You might want to think about a diet. Row boats are constructed to carry a large person.
I'm just a rare exception! lol
“I havent seen a model showing the difference in ACA and the relationships in standard healthcare systems.”
I think the biggest difference is that the usual models were designed by people driven by profit (good thing.)
These regulations are being written to shut people up, or make someone happy, or push a goal forward. The final cost is irrelevant. Other people’s money, and all.
That’s funny and a little ironic. If I wanted to do Halloween as a skeleton all I’d need to do is take my shirt off. ;-)
I appreciate your efforts but that’s the first I’ve heard of that kinda bullshit. I knew it was coming but that is my first actual evidence I can point to in regards to my “head in the sand” family members.

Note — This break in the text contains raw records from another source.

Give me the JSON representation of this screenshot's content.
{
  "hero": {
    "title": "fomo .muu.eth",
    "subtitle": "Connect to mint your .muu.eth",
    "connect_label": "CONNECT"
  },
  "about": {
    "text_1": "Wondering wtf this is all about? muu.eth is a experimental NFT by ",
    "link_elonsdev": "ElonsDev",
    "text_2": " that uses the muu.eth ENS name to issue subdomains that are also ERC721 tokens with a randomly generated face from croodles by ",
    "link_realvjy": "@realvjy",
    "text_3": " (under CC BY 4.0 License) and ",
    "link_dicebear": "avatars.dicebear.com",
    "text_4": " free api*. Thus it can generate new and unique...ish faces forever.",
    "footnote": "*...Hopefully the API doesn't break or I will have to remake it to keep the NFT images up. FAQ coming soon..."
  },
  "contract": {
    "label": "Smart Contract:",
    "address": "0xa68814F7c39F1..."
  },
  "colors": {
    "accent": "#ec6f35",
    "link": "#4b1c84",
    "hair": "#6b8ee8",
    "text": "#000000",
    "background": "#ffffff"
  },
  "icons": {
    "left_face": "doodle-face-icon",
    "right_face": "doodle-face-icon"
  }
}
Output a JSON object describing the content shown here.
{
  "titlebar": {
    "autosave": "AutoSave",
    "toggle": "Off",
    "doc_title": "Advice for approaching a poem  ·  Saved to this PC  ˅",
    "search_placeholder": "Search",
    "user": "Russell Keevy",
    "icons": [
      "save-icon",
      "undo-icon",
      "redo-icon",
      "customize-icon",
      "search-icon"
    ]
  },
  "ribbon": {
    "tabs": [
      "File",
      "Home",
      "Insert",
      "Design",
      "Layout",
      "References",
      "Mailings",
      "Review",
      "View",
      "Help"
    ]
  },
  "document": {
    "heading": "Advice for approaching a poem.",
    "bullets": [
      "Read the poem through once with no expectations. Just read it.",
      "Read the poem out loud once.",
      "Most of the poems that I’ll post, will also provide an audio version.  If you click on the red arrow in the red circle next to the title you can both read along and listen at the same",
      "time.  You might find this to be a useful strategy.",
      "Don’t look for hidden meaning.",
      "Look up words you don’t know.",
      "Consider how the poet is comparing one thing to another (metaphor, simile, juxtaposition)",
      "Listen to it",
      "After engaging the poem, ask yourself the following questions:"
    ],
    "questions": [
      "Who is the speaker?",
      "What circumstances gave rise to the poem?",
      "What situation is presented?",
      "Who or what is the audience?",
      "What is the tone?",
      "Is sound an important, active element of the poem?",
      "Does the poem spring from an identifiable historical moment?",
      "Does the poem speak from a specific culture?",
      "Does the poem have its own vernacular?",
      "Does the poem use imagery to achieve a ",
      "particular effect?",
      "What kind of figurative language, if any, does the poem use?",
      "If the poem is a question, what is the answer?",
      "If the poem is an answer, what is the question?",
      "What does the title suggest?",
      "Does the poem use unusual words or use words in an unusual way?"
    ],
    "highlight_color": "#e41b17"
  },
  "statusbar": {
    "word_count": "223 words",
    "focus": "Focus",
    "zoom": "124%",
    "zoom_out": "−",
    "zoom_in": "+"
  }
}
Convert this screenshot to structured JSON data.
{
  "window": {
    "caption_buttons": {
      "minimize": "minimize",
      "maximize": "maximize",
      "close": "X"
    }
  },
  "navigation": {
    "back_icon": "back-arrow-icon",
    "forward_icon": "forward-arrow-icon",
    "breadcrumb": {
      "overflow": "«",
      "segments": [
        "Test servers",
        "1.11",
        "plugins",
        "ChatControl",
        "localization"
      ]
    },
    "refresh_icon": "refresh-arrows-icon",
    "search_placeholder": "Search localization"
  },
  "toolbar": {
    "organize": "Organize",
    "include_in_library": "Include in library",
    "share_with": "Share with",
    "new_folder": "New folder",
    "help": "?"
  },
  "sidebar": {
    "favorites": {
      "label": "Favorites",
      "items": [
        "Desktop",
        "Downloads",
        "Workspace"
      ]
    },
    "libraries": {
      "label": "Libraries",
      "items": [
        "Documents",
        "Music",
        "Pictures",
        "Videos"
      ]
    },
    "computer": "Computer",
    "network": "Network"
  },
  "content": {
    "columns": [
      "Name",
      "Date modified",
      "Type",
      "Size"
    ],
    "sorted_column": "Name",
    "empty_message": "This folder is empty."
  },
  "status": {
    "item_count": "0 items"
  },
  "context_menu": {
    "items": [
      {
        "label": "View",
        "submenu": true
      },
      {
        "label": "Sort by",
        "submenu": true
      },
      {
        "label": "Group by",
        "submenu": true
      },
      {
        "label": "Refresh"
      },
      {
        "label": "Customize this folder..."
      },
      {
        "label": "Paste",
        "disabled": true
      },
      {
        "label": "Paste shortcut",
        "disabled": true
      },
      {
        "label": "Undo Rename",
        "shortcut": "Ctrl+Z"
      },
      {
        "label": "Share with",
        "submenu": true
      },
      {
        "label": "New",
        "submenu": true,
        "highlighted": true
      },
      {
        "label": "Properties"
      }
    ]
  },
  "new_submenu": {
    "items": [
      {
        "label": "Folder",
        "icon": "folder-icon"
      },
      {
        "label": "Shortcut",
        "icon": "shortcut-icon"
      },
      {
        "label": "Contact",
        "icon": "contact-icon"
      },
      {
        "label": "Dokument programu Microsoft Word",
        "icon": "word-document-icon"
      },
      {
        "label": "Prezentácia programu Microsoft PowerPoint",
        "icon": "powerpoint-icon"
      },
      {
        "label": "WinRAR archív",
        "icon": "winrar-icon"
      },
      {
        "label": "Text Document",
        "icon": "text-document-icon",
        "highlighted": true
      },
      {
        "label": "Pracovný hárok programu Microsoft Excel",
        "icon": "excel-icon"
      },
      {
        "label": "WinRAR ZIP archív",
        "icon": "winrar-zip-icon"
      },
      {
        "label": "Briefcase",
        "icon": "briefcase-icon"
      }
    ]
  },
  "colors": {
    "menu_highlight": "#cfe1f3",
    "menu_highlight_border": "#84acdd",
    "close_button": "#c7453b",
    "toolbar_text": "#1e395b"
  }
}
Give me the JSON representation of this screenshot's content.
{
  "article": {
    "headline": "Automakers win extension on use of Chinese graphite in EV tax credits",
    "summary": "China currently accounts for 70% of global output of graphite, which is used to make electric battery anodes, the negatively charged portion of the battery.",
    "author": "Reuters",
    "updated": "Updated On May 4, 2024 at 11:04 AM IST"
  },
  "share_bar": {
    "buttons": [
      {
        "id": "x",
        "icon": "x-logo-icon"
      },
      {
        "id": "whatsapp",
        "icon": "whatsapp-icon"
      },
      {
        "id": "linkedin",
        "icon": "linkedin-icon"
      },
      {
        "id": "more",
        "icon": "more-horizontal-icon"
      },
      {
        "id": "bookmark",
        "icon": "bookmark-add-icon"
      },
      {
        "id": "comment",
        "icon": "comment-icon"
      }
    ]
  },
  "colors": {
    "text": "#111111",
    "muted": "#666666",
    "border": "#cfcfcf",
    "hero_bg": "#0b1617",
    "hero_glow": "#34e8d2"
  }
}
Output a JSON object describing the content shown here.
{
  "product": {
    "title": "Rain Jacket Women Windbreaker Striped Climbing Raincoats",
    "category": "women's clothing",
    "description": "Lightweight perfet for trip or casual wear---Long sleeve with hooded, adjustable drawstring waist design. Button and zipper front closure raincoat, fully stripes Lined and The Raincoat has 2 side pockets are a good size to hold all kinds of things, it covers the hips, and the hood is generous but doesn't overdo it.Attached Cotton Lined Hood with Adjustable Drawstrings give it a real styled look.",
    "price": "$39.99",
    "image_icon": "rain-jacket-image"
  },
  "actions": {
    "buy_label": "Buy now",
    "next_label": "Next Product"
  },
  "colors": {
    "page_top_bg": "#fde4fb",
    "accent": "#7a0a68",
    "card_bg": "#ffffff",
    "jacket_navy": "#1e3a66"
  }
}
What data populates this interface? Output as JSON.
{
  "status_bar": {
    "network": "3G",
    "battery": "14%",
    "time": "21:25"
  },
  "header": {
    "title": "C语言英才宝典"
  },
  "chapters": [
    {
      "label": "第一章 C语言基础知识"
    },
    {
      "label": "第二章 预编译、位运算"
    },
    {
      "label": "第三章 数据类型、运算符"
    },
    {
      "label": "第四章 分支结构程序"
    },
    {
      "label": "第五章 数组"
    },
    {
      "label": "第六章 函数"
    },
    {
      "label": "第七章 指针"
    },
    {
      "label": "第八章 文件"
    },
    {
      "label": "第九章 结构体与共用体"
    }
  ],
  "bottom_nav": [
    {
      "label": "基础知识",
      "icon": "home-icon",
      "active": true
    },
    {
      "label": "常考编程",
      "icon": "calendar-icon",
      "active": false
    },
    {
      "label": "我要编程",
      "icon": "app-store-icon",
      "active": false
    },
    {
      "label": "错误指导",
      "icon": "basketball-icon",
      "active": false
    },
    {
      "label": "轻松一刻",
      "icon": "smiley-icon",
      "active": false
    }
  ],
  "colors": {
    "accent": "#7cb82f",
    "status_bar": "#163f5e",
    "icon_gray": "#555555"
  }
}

And get this. I know you know but this is for anyone who doesn’t.You think your excercise habits, what you drink, what you smoke, how far you drive to work, what your weight is, how much weight you’ve gained or lost, who you’ve screwed in the past, who you associate with, who those you associate with, how many stairs in your house, HOW YOU DISCIPLINE YOUR CHILDREN, who’s staying in your house, etc. etc. etc......THEY WILL CONTROL EVERY FACET OF YOUR LIFE.
And get this. You lie. About anything. And guess what? That’s Insurance Fraud AND YOU GO TO JAIL. Or re-education camps
“the Repubs want to save Obamacare”
Aren’t there some business oriented Republicans up there who can see the obvious economic black hole this thing is? The website alone looks like it will top a billion dollars before it gets fired up.
In that case, you need to next consider buying a new row boat:)
Aren’t you cold??
It can't be "fixed" -- not in the conventional meaning of the word. Obamacare is irrepairable; a total loss.
Consequently, the best fix would be to repeal it, in toto. Then,, start all over again.
There will be massive problems with this approach, too -- as you suggest. But every day of delay, part of the healthcare infrastructure erodes away -- and risks being lost forever.
Push the "re-set" button -- tomorrow, if possible -- and let the market figure out how to adapt and re-gain something like the status quo ante. Markets are really, really good at this -- and the less "guidance", the better.
They will never be able to reliably implement this. Literally dozens of private companies and government agencies trying to link all these legacy and proprietary systems will make the website launch look like a massive success.
I wish the whole thing would go away. You can accommodate for the relatively small number of people who have “enrolled” in an exchange. (Real enrollments or not, who knows.) They can invent a “Gold/Silver/Bronze Come All Ye Exchange People” plan to cover a couple thousand people.
It’s the 10-15 million people left scrambling who have an immediate need for some way to protect themselves. There’s not enough time left to put them somewhere. The day the insurers knew they’d lose that revenue and acquire all these new additional costs, affordable policies vanished.